Generally, extensions can be added to RESICE through a pull request via the GitLab repository. The pull request would be granted after a quality check of the new data such as compliance with the standard format.

If users add new YAML files, they should note that the automatic enrichment routine enrich_seaVoX for the elements sea-SeaVoX and ocean-SeaVoX is very time intensive. Therefore, we provide a mapping for all coordinates that are currently part of the database. If users add a new sea ice core with new coordinates to the extendable database, this mapping has to be extended by running first the check_for_new_coordinates, second the map_new_coordinates and third the extend_mappings functions. The functions are all part of the automatic_enrichment module.

Pyresice furthermore contains a check module, which contains the function overview_10 to create a matrix plot for all rows and columns of the database. The entries of the matrix are either zero or one, depending on whether the entry is empty or not. If one of the columns is zero for all cores, there may be a spelling mistake in the code. The check module also includes the function plot_temp_salinity_combined, which creates an interactive plot that allows users to scroll through the salinity and temperature profiles of all sea ice cores.

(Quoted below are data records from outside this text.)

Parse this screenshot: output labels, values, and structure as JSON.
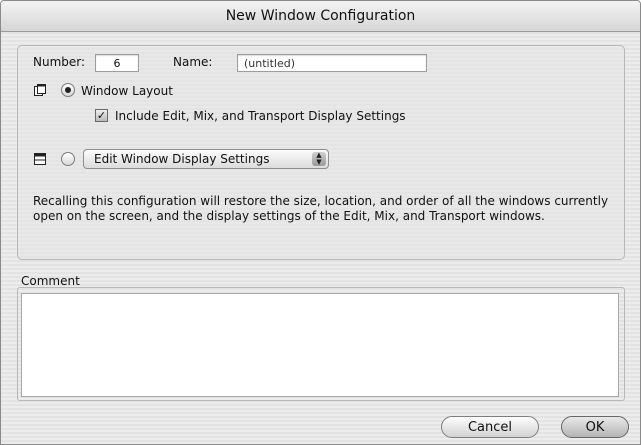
{
  "window": {
    "title": "New Window Configuration"
  },
  "form": {
    "number_label": "Number:",
    "number_value": "6",
    "name_label": "Name:",
    "name_value": "(untitled)",
    "window_layout_label": "Window Layout",
    "window_layout_selected": true,
    "include_settings_label": "Include Edit, Mix, and Transport Display Settings",
    "include_settings_checked": true,
    "display_settings_selected": false,
    "display_settings_option": "Edit Window Display Settings"
  },
  "description": "Recalling this configuration will restore the size, location, and order of all the windows currently open on the screen, and the display settings of the Edit, Mix, and Transport windows.",
  "comment": {
    "label": "Comment",
    "value": ""
  },
  "buttons": {
    "cancel": "Cancel",
    "ok": "OK"
  },
  "icons": {
    "layout": "window-layout-icon",
    "display": "display-settings-icon",
    "checkmark": "checkmark-icon",
    "popup_arrows": "updown-arrows-icon"
  }
}
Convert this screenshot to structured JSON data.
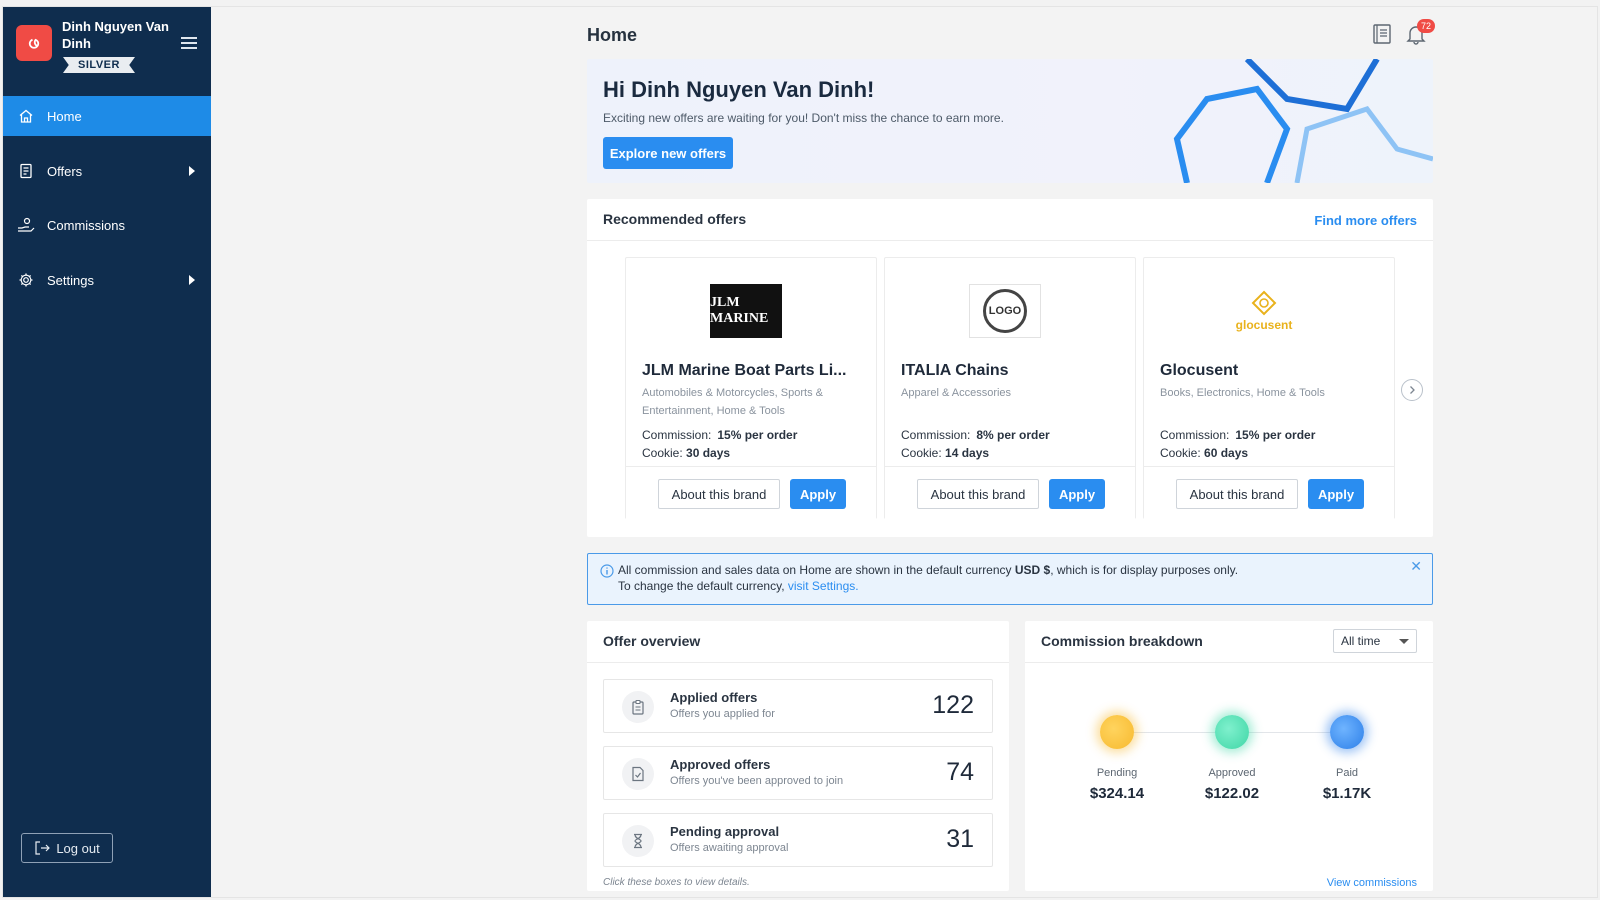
{
  "user": {
    "name": "Dinh Nguyen Van Dinh",
    "tier": "SILVER",
    "logo_letter": "ဖ"
  },
  "sidebar": {
    "items": [
      {
        "label": "Home",
        "icon": "home-icon",
        "active": true
      },
      {
        "label": "Offers",
        "icon": "document-icon",
        "active": false,
        "expandable": true
      },
      {
        "label": "Commissions",
        "icon": "hand-coin-icon",
        "active": false
      },
      {
        "label": "Settings",
        "icon": "gear-icon",
        "active": false,
        "expandable": true
      }
    ],
    "logout_label": "Log out"
  },
  "header": {
    "title": "Home",
    "notification_count": "72"
  },
  "hero": {
    "title": "Hi Dinh Nguyen Van Dinh!",
    "subtitle": "Exciting new offers are waiting for you! Don't miss the chance to earn more.",
    "button": "Explore new offers"
  },
  "recommended": {
    "title": "Recommended offers",
    "find_more": "Find more offers",
    "offers": [
      {
        "name": "JLM Marine Boat Parts Li...",
        "category": "Automobiles & Motorcycles, Sports & Entertainment, Home & Tools",
        "commission_label": "Commission:",
        "commission": "15% per order",
        "cookie_label": "Cookie:",
        "cookie": "30 days",
        "about": "About this brand",
        "apply": "Apply",
        "logo_text": "JLM MARINE"
      },
      {
        "name": "ITALIA Chains",
        "category": "Apparel & Accessories",
        "commission_label": "Commission:",
        "commission": "8% per order",
        "cookie_label": "Cookie:",
        "cookie": "14 days",
        "about": "About this brand",
        "apply": "Apply",
        "logo_text": "LOGO"
      },
      {
        "name": "Glocusent",
        "category": "Books, Electronics, Home & Tools",
        "commission_label": "Commission:",
        "commission": "15% per order",
        "cookie_label": "Cookie:",
        "cookie": "60 days",
        "about": "About this brand",
        "apply": "Apply",
        "logo_text": "glocusent"
      }
    ]
  },
  "notice": {
    "text_before": "All commission and sales data on Home are shown in the default currency ",
    "currency": "USD $",
    "text_after": ", which is for display purposes only.",
    "line2_before": "To change the default currency, ",
    "link": "visit Settings."
  },
  "overview": {
    "title": "Offer overview",
    "stats": [
      {
        "title": "Applied offers",
        "subtitle": "Offers you applied for",
        "value": "122",
        "icon": "clipboard-icon"
      },
      {
        "title": "Approved offers",
        "subtitle": "Offers you've been approved to join",
        "value": "74",
        "icon": "file-check-icon"
      },
      {
        "title": "Pending approval",
        "subtitle": "Offers awaiting approval",
        "value": "31",
        "icon": "hourglass-icon"
      }
    ],
    "hint": "Click these boxes to view details."
  },
  "breakdown": {
    "title": "Commission breakdown",
    "range": "All time",
    "items": [
      {
        "label": "Pending",
        "value": "$324.14",
        "color": "#f7b92f"
      },
      {
        "label": "Approved",
        "value": "$122.02",
        "color": "#3fd6a6"
      },
      {
        "label": "Paid",
        "value": "$1.17K",
        "color": "#2d7fe8"
      }
    ],
    "view_link": "View commissions"
  },
  "colors": {
    "sidebar": "#0f2d4e",
    "accent": "#2a8df0",
    "active_nav": "#1e8be7",
    "brand_red": "#f04b45"
  }
}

The export module creates two different versions of the RESICE tabular database. One is the full database (RESICE_PartA.csv and RESICE_PartB.csv) and the other one is the reduced version without profile measurements (RESICE_PartA_cores.csv and RESICE_PartB_cores.csv). Additionally, the export module creates a version of RESICE for the integration in MOSAiC webODV. Lastly, the data2source module provides the functions used to generate the interactive data2source traceability plot in Fig. 3.